The 2nd U.S. Circuit Court of Appeals in New York struck down a preliminary injunction sought by the American Civil Liberties Union, which would have halted the mass surveillance program immediately, Reuters said. The injunction was opposed by the U.S. Department of Justice.
As a result of today's decision, legal limits on the NSA will only take effect on Nov. 29, as planned.
"An abrupt end to the program would be contrary to the public interest in effective surveillance of terrorist threats, and Congress thus provided a 180-day transition period," wrote Circuit Judge Gerard Lynch. "Under the circumstances, we will defer to that reasonable decision."
Lynch was responsible for authoring a May decision which found the metadata collection illegal. The next month Congress passed the USA Freedom Act, enabling the upcoming restrictions on the NSA, though critics have complained that the bill didn't go far enough in limiting surveillance.

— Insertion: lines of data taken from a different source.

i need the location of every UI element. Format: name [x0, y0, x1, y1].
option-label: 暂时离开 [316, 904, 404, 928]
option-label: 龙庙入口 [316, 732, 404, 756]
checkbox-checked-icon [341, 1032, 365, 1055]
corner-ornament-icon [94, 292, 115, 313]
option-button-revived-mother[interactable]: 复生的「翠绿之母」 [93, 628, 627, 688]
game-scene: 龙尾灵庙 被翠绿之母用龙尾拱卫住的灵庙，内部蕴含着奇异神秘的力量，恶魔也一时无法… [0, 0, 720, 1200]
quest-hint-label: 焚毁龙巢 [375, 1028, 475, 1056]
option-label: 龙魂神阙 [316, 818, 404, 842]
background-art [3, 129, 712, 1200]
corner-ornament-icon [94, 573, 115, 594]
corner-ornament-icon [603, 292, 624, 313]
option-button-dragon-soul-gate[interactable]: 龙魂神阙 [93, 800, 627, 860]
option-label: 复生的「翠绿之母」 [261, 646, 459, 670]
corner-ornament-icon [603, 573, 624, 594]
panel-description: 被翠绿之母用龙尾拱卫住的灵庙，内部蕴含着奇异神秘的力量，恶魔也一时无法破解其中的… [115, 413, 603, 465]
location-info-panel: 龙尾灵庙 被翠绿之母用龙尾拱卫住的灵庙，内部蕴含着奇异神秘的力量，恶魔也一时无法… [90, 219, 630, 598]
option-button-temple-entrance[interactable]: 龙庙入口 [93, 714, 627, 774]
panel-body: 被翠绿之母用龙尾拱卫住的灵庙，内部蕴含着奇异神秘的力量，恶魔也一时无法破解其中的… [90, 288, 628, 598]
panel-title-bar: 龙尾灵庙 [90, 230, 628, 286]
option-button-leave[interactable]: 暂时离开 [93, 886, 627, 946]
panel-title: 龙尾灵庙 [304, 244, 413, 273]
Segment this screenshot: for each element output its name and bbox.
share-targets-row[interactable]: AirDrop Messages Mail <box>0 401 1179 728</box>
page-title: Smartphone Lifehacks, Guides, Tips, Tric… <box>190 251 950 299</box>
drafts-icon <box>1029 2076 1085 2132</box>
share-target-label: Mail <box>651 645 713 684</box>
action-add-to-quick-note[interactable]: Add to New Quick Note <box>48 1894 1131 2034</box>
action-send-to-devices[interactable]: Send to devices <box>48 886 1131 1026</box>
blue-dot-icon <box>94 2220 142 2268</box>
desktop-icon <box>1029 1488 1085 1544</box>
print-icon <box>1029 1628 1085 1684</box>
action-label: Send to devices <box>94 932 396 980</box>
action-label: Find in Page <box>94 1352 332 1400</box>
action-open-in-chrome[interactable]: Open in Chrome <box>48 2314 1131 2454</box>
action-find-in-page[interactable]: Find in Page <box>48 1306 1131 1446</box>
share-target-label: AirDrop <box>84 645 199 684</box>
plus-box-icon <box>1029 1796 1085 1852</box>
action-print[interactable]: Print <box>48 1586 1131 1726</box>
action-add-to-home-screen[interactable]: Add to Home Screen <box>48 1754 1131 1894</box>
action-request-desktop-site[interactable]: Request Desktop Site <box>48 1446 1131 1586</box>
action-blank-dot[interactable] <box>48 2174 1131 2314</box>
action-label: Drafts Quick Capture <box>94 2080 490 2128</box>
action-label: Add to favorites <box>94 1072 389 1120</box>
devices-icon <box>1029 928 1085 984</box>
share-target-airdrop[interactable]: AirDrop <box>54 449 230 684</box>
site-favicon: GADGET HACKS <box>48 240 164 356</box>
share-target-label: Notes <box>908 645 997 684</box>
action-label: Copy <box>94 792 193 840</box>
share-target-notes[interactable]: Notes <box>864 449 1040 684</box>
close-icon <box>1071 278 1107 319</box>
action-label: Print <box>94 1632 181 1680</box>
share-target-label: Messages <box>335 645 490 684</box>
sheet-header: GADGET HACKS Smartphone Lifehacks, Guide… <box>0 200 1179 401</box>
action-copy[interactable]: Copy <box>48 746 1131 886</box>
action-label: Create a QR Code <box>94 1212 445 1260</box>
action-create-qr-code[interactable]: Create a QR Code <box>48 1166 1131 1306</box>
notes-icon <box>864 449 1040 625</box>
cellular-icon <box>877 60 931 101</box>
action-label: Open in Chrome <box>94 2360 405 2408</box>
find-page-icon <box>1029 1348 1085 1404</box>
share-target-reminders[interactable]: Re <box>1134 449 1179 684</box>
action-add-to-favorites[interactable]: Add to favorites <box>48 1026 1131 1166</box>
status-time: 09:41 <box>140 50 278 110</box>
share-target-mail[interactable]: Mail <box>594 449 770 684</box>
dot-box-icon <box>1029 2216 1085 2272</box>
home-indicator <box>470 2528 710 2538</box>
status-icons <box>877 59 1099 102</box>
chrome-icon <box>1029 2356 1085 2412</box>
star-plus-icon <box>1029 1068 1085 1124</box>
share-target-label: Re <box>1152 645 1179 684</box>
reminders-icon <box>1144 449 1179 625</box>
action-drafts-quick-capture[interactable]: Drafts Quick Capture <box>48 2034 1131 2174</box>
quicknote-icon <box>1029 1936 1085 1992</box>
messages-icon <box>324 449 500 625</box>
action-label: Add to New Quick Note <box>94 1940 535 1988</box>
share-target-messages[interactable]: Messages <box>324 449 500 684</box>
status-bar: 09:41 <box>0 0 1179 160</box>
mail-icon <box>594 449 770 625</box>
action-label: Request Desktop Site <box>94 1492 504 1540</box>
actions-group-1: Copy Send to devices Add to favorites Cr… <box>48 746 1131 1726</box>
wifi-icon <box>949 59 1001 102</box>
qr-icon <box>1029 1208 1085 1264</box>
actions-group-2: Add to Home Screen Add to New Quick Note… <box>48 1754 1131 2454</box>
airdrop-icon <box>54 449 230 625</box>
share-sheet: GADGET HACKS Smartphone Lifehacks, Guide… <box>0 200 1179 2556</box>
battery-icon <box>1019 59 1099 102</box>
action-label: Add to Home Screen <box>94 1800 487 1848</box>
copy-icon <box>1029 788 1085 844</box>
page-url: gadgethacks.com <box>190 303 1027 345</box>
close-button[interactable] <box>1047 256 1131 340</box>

In 2013, former NSA contractor Edward Snowden leaked documents to The Guardian proving that the agency was collecting massive amounts of data in the U.S. and abroad, sweeping up phone records and Internet traffic from innocent people and suspected terrorists alike. In many cases the NSA benefited from collusion by carriers like AT&T and Verizon, as well as major U.S. tech companies.
Apple was named as an NSA target in the Snowden documents, although it quickly denied knowledge of the PRISM program or providing direct access to servers. Since then, the company is known to have at least complied with NSA requests for data, as evidenced by so-called "warrant canaries" disappearing from its transparency reports.